Okta specializes in identity management software, though it’s been expanding into security, mobile device management and two-factor authentication. This is important for larger corporations that start to have sprawling sets of applications across multiple divisions. Corporations need to ensure that all these services don’t serve as entry points for potential breaches and make it easier for employees to manage their access to a wide array of tools that they might need to do their jobs. One example would be reducing the number of password resets, which can be a huge headache for IT departments.
As for risk factors, there are two big ones that stand out here: reliance on Amazon’s web services (like a whole host of other services), and a reliance on open source technology. The Amazon risk factor’s an easy one to unpack — a minor screwup can end up bringing a whole segment of the internet down. Corporations don’t quite have the luxury of having their services just drop off the grid and not operating for a while.
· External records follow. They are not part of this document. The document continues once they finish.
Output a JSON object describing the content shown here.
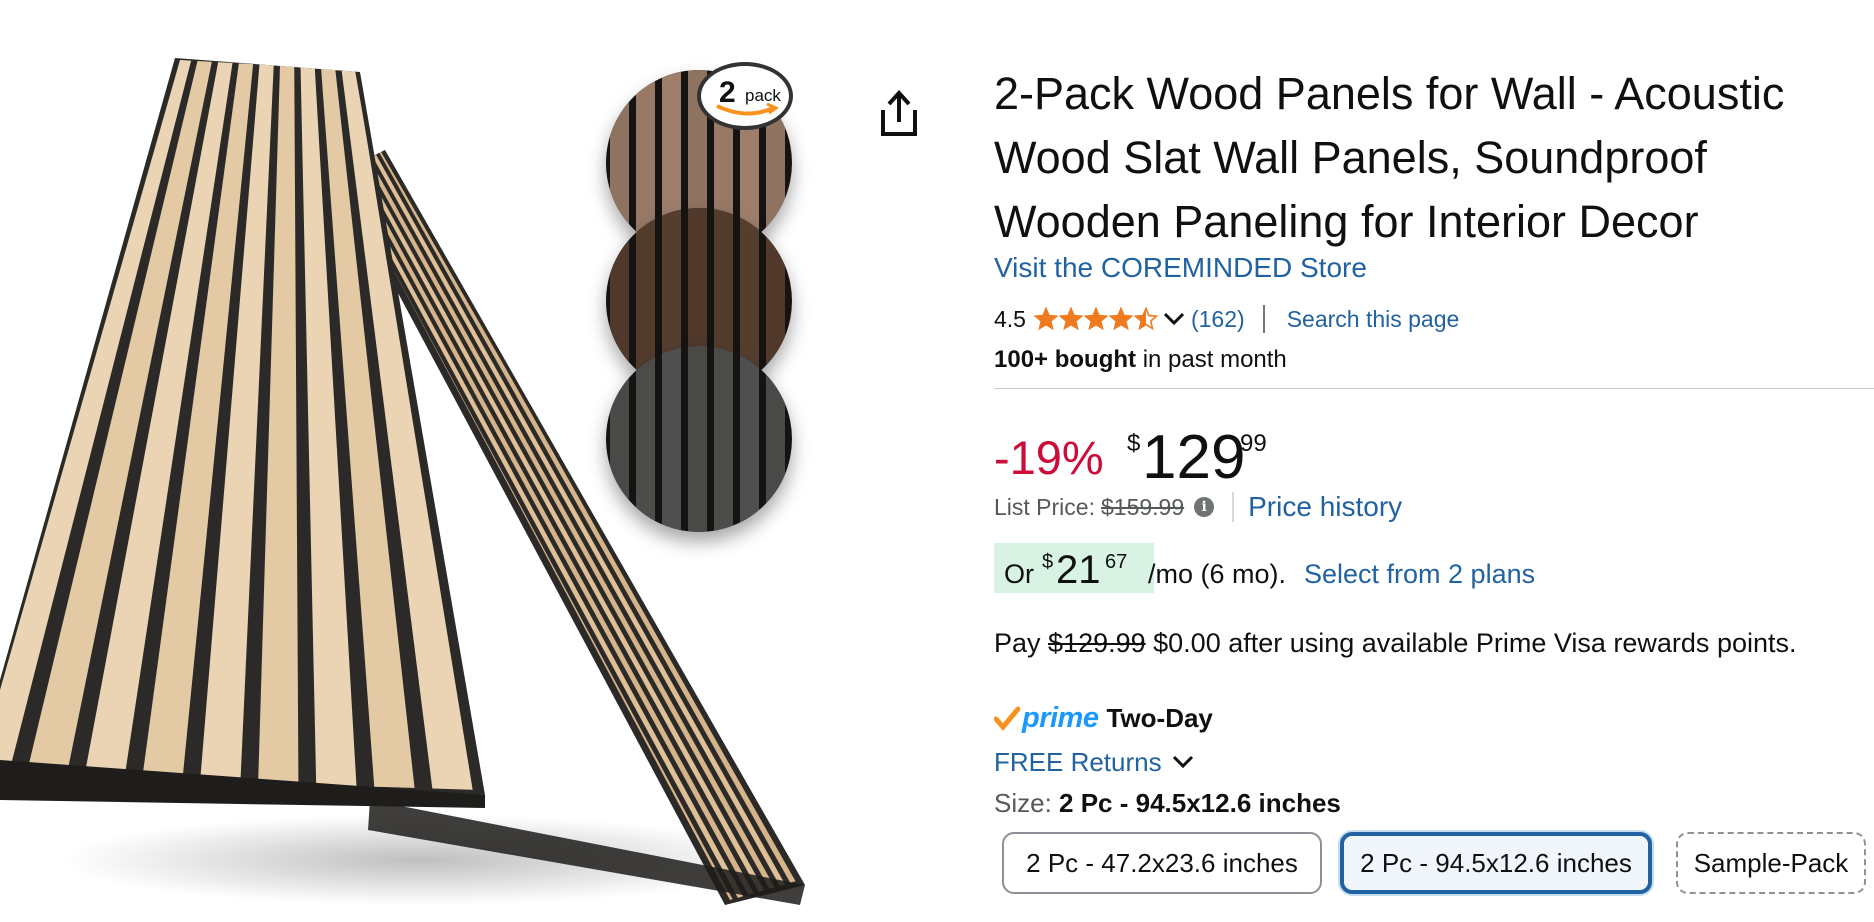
{
  "colors": {
    "link": "#2162a1",
    "discount": "#cc0c39",
    "star": "#f07a1f",
    "prime_blue": "#1a98ff",
    "prime_check": "#f7921e",
    "installment_bg": "#d8f3e4",
    "selected_border": "#2162a1"
  },
  "gallery": {
    "badge_number": "2",
    "badge_word": "pack",
    "share_icon": "share-icon"
  },
  "product": {
    "title": "2-Pack Wood Panels for Wall - Acoustic Wood Slat Wall Panels, Soundproof Wooden Paneling for Interior Decor",
    "store_link": "Visit the COREMINDED Store"
  },
  "rating": {
    "value": "4.5",
    "stars": 4.5,
    "count": "(162)",
    "search_link": "Search this page"
  },
  "purchases": {
    "bold": "100+ bought",
    "rest": " in past month"
  },
  "price": {
    "discount": "-19%",
    "symbol": "$",
    "whole": "129",
    "fraction": "99",
    "list_label": "List Price:",
    "list_value": "$159.99",
    "info_icon": "i",
    "history_link": "Price history"
  },
  "installment": {
    "or": "Or",
    "symbol": "$",
    "whole": "21",
    "fraction": "67",
    "term": "/mo (6 mo).",
    "plans_link": "Select from 2 plans"
  },
  "rewards": {
    "pay": "Pay ",
    "old_price": "$129.99",
    "rest": " $0.00 after using available Prime Visa rewards points."
  },
  "delivery": {
    "prime": "prime",
    "speed": "Two-Day",
    "returns": "FREE Returns"
  },
  "size": {
    "label": "Size: ",
    "selected": "2 Pc - 94.5x12.6 inches",
    "options": [
      "2 Pc - 47.2x23.6 inches",
      "2 Pc - 94.5x12.6 inches",
      "Sample-Pack"
    ]
  }
}
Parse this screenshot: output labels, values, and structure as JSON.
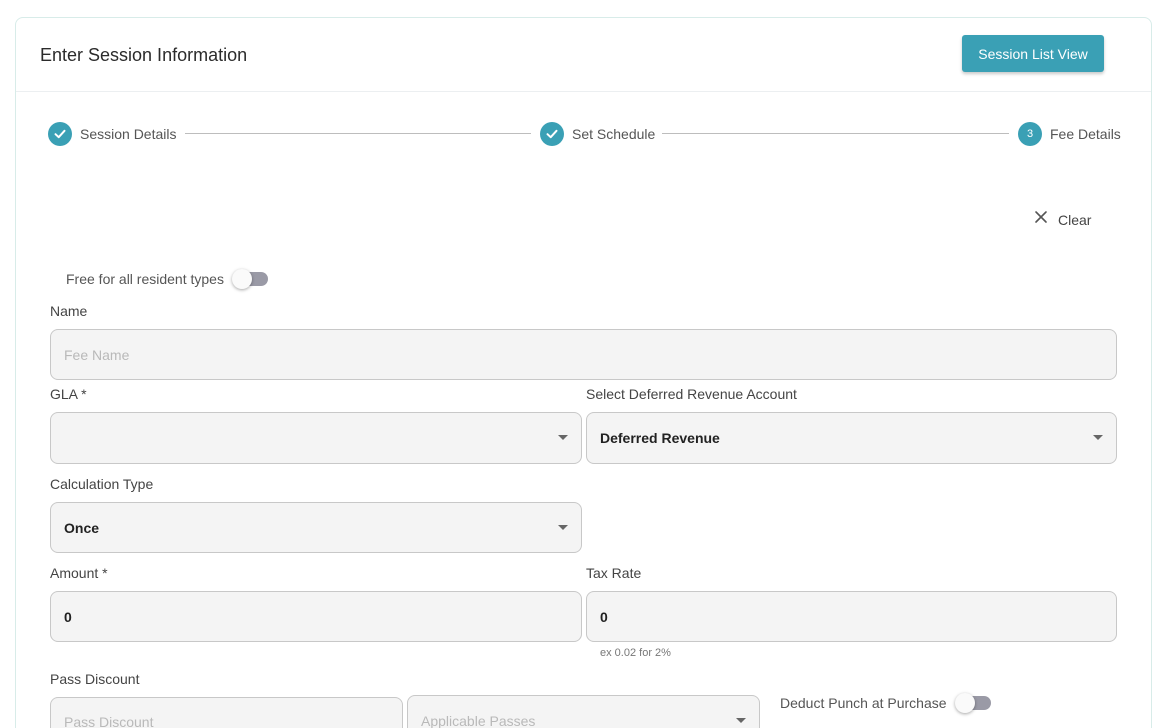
{
  "header": {
    "title": "Enter Session Information",
    "list_button": "Session List View"
  },
  "stepper": {
    "steps": [
      {
        "label": "Session Details",
        "state": "complete",
        "icon": "check-icon"
      },
      {
        "label": "Set Schedule",
        "state": "complete",
        "icon": "check-icon"
      },
      {
        "label": "Fee Details",
        "state": "active",
        "number": "3"
      }
    ]
  },
  "actions": {
    "clear_label": "Clear"
  },
  "form": {
    "free_toggle": {
      "label": "Free for all resident types",
      "on": false
    },
    "name": {
      "label": "Name",
      "placeholder": "Fee Name",
      "value": ""
    },
    "gla": {
      "label": "GLA *",
      "value": ""
    },
    "deferred": {
      "label": "Select Deferred Revenue Account",
      "value": "Deferred Revenue"
    },
    "calc_type": {
      "label": "Calculation Type",
      "value": "Once"
    },
    "amount": {
      "label": "Amount *",
      "value": "0"
    },
    "tax_rate": {
      "label": "Tax Rate",
      "value": "0",
      "hint": "ex 0.02 for 2%"
    },
    "pass_discount": {
      "label": "Pass Discount",
      "placeholder": "Pass Discount",
      "passes_placeholder": "Applicable Passes"
    },
    "deduct_punch": {
      "label": "Deduct Punch at Purchase",
      "on": false
    }
  },
  "colors": {
    "accent": "#3aa0b5",
    "field_bg": "#f4f4f4",
    "toggle_track": "#9a9aa6"
  }
}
“A prolonged AWS service disruption affecting our platform for any of the foregoing reasons could damage our reputation with current and potential customers, expose us to liability, cause us to lose customers or otherwise harm our business,” the company said in its S-1 filing. “We may also incur significant costs for using alternative equipment or taking other actions in preparation for, or in reaction to, events that damage the AWS services we use.”
On the open source front, the company explains that it might be on the hook for litigation if the ownership of the software that it’s using in its products is questioned. This is just one of the many risks that a company that takes on open source technology — which is increasingly common — acquires.
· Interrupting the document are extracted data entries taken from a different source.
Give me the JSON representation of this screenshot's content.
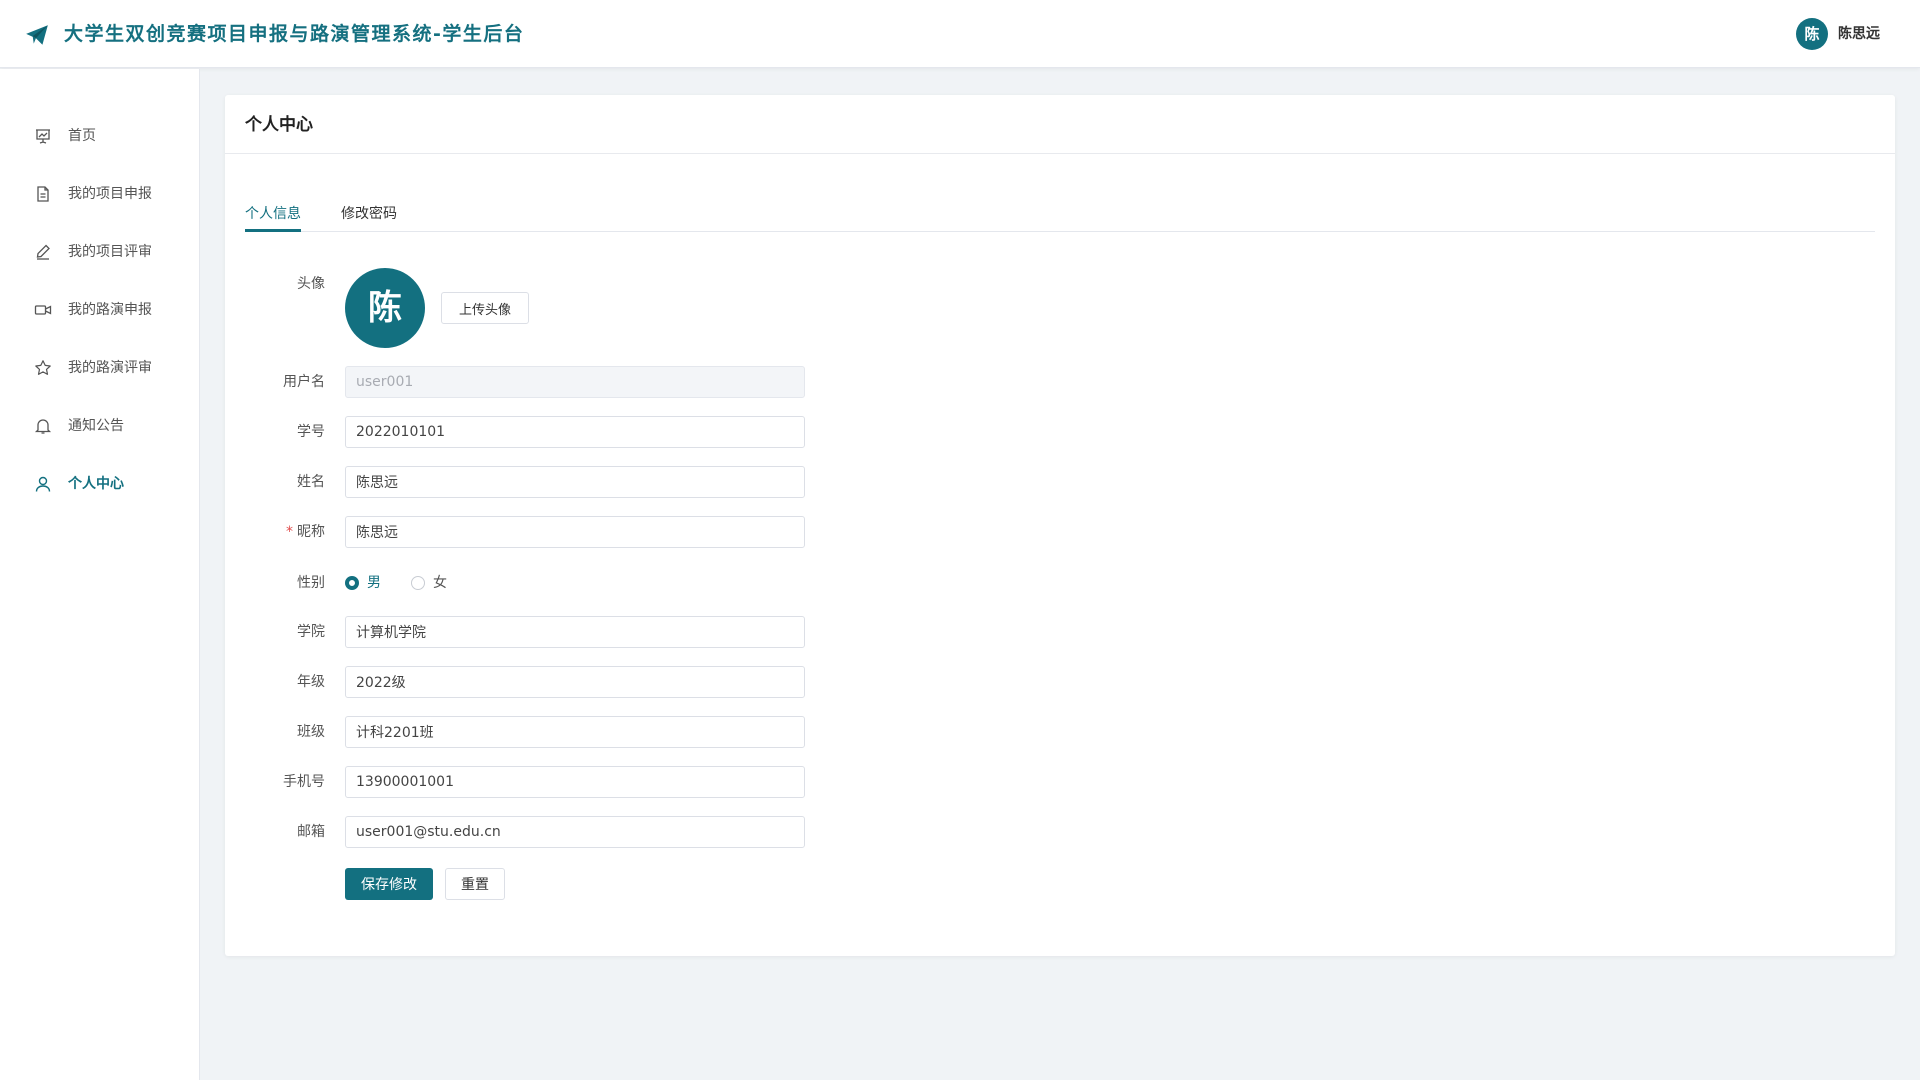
{
  "header": {
    "app_title": "大学生双创竞赛项目申报与路演管理系统-学生后台",
    "user_avatar_char": "陈",
    "user_name": "陈思远"
  },
  "sidebar": {
    "items": [
      {
        "label": "首页",
        "icon": "presentation-chart-icon",
        "active": false
      },
      {
        "label": "我的项目申报",
        "icon": "document-icon",
        "active": false
      },
      {
        "label": "我的项目评审",
        "icon": "pen-icon",
        "active": false
      },
      {
        "label": "我的路演申报",
        "icon": "video-camera-icon",
        "active": false
      },
      {
        "label": "我的路演评审",
        "icon": "star-icon",
        "active": false
      },
      {
        "label": "通知公告",
        "icon": "bell-icon",
        "active": false
      },
      {
        "label": "个人中心",
        "icon": "user-icon",
        "active": true
      }
    ]
  },
  "page": {
    "title": "个人中心",
    "tabs": [
      {
        "label": "个人信息",
        "active": true
      },
      {
        "label": "修改密码",
        "active": false
      }
    ]
  },
  "form": {
    "avatar": {
      "label": "头像",
      "char": "陈",
      "upload_label": "上传头像"
    },
    "username": {
      "label": "用户名",
      "value": "user001",
      "disabled": true
    },
    "student_id": {
      "label": "学号",
      "value": "2022010101"
    },
    "name": {
      "label": "姓名",
      "value": "陈思远"
    },
    "nickname": {
      "label": "昵称",
      "required_mark": "*",
      "value": "陈思远"
    },
    "gender": {
      "label": "性别",
      "options": [
        "男",
        "女"
      ],
      "selected": "男"
    },
    "college": {
      "label": "学院",
      "value": "计算机学院"
    },
    "grade": {
      "label": "年级",
      "value": "2022级"
    },
    "class": {
      "label": "班级",
      "value": "计科2201班"
    },
    "phone": {
      "label": "手机号",
      "value": "13900001001"
    },
    "email": {
      "label": "邮箱",
      "value": "user001@stu.edu.cn"
    },
    "save_label": "保存修改",
    "reset_label": "重置"
  },
  "colors": {
    "primary": "#137080",
    "background": "#f0f3f6",
    "required": "#e04b4b"
  }
}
“However, the terms of many open source licenses have not been interpreted by U.S. courts, and there is a risk that these licenses could be construed in a way that could impose unanticipated conditions or restrictions on our ability to commercialize our products,” the company said. “As a result, we could be subject to lawsuits by parties claiming ownership of what we believe to be open source software. Litigation could be costly for us to defend, have a negative effect on our results of operations and financial condition or require us to devote additional research and development resources to change our products.”
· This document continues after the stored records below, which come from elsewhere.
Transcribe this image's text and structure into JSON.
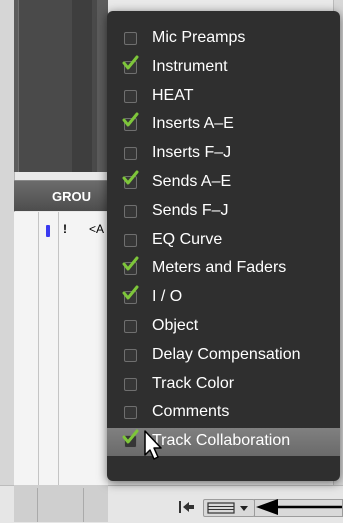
{
  "groups_panel": {
    "title": "GROU",
    "row": {
      "flag": "!",
      "text": "<A"
    }
  },
  "menu": {
    "items": [
      {
        "label": "Mic Preamps",
        "checked": false
      },
      {
        "label": "Instrument",
        "checked": true
      },
      {
        "label": "HEAT",
        "checked": false
      },
      {
        "label": "Inserts A–E",
        "checked": true
      },
      {
        "label": "Inserts F–J",
        "checked": false
      },
      {
        "label": "Sends A–E",
        "checked": true
      },
      {
        "label": "Sends F–J",
        "checked": false
      },
      {
        "label": "EQ Curve",
        "checked": false
      },
      {
        "label": "Meters and Faders",
        "checked": true
      },
      {
        "label": "I / O",
        "checked": true
      },
      {
        "label": "Object",
        "checked": false
      },
      {
        "label": "Delay Compensation",
        "checked": false
      },
      {
        "label": "Track Color",
        "checked": false
      },
      {
        "label": "Comments",
        "checked": false
      },
      {
        "label": "Track Collaboration",
        "checked": true,
        "highlighted": true
      }
    ]
  },
  "icons": {
    "check": "checkmark-icon",
    "collapse": "collapse-left-icon",
    "view_menu": "view-selector-icon",
    "annotation": "callout-arrow-icon"
  },
  "colors": {
    "menu_bg": "#2f2f2f",
    "check_green": "#7ec63a",
    "highlight": "#757575",
    "group_marker": "#3a3af0"
  }
}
Snap’s debut as a publicly traded company started with a bang, with the stock price immediately spiking 40 percent from its IPO price on its first day. Since then, reality has set in and Snap’s seen a string of declines that’s cut its valuation to around $24.5 billion (from about $30 billion on day one). This was pretty much to be expected, but Snap is still hovering well above its IPO price, so it looks like Wall Street is feeling pretty good about IPOs this year.
The company has been rumored to be an IPO candidate for a while. From what we were hearing, we’d expected this one to happen last year, but 2016 was just not a good year for IPOs. In September 2015, Okta raised $75 million at a nearly $1.2 billion valuation, and was expected to go public in 12-18 months.